In large part, this will involve the deployment of disaggregated cell site gateways (DCSG) as a means to both open up network hardware while at the same time support higher data rates and throughput without locking providers into static, inflexible system architectures. The leading DCSG solution at the moment comes from the Telecom Infra Project’s (TIP) DCSG group, which has devised a bare-metal router design capable of supporting third-party software, including the operating system, through open APIs.

The link between hardware and software

Under this scenario, operators are able to quickly deploy a white box DCSG solution at scale while maintaining the flexibility to offer innovative solutions in the future using fully interoperable software. In this world, the network operating system (NOS) becomes a key player in the delivery of new 5G services, providing the key link between the underlying commodity hardware and the higher-level software that provides the service to the user.

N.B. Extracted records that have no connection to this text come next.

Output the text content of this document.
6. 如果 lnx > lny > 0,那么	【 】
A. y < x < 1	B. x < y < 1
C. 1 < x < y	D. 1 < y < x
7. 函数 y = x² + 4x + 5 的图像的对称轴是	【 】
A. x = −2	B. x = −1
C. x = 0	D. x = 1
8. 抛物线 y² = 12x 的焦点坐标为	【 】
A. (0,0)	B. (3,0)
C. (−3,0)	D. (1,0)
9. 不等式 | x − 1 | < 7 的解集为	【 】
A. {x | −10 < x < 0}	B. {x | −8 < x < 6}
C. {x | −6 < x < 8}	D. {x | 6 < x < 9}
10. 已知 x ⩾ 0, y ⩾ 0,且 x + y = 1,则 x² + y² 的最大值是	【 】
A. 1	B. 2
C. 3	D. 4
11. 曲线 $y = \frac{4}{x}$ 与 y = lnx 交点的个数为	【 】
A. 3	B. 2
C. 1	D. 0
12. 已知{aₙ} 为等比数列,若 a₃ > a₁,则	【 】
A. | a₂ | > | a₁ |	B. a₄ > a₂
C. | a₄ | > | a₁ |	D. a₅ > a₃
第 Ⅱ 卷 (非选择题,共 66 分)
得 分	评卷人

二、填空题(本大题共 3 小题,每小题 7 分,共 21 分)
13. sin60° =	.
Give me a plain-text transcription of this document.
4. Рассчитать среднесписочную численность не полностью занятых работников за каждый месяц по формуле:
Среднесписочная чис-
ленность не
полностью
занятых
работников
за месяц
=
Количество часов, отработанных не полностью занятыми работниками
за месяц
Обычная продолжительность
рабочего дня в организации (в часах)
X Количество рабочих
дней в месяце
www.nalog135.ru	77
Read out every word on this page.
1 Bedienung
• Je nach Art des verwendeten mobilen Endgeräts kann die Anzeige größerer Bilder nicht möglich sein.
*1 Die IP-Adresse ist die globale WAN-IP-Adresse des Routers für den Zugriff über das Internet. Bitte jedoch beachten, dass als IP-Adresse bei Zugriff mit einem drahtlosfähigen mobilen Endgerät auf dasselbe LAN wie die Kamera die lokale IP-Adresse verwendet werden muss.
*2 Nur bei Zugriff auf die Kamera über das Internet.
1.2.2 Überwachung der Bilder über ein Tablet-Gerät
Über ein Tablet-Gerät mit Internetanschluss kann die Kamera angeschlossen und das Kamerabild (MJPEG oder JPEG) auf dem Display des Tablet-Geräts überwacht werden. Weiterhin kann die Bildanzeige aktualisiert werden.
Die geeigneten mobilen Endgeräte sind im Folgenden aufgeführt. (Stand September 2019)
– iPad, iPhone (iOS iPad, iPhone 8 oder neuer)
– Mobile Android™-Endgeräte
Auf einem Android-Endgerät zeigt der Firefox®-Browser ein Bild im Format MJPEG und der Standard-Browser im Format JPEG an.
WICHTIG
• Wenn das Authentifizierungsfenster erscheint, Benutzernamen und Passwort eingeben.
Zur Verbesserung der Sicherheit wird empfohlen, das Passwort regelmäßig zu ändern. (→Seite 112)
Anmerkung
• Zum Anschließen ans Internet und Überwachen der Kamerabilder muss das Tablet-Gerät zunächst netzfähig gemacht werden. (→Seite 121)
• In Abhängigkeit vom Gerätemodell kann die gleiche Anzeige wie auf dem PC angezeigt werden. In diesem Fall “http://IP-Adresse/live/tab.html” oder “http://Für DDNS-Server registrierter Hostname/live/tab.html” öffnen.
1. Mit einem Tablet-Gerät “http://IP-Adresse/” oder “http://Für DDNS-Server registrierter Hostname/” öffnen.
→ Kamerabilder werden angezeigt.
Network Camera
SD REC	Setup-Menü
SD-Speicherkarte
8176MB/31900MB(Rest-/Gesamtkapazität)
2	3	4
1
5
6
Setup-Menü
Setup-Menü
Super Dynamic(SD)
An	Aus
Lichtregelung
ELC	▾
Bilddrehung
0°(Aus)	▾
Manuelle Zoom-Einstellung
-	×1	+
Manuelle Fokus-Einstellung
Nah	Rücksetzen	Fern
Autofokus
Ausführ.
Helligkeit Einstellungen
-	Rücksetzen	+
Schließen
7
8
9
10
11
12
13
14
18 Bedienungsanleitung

This makes the selection of the NOS one of the primary decisions facing providers as they migrate to the new 5G level of service. Not only should it provide superior performance and flexibility now, it must extend these capabilities into the future as 5G transforms the world around through innovations like autonomous vehicles, smart cities and IoT-related functions that will operate largely behind the scenes of direct human interaction. 

 

The selection of the NOS is one of the primary decisions facing providers as they migrate to the new 5G level of service.
ADVA has worked closely with the TIP DCSG group to devise a disaggregated solution that delivers the power of open platforms in conjunction with dynamic specialization capabilities needed to enable rapid time-to-market for new services at dramatically lower costs compared to traditional proprietary, monolithic platforms.

 

The lynchpin of this system is the Ensemble Activator, the only true carrier-grade NOS for bare-metal switches. Activator provides the management and control planes running atop a Linux kernel. This provides strong service assurance for advanced Layer 2 and 3 networking, as well as for virtual RANs (vRAN) – currently under development by the TIP – that enable broad orchestration between cell sites and further reductions in the hardware footprint.

Tested and ready

Activator has undergone extensive field trials using hardware from Alpha Networks, Delta and Edgecore. Not only does it provide the basis for larger, interoperable networks spanning vast geographic areas, it also integrates seamlessly with legacy management and operating systems. One of the key aspects of a rapid 5G rollout, after all, is the ability to build on existing systems and services, effectively extending them into the new network environment through software-based innovation rather than the time-consuming and expensive process of adding new hardware.

As well, Activator provides a full suite of CE 2.0 and MEF 3.0-complaint interfaces backed by established IP and MPLS protocols. These, along with its open control and telemetry streaming, will provide crucial support for the automated and autonomous services that will differentiate 5G for previous generations of wireless connectivity.

Going forward, network providers will not have the luxury of building out expensive infrastructure in the hope that customers will come to enjoy it. Network services must be implemented quickly and at scale, which is simply not tenable on legacy, single-vendor platforms. By building 5G from the ground up on open hardware with a state-of-the-art NOS, providers can ensure their networks will remain at the cutting edge now and well into the future.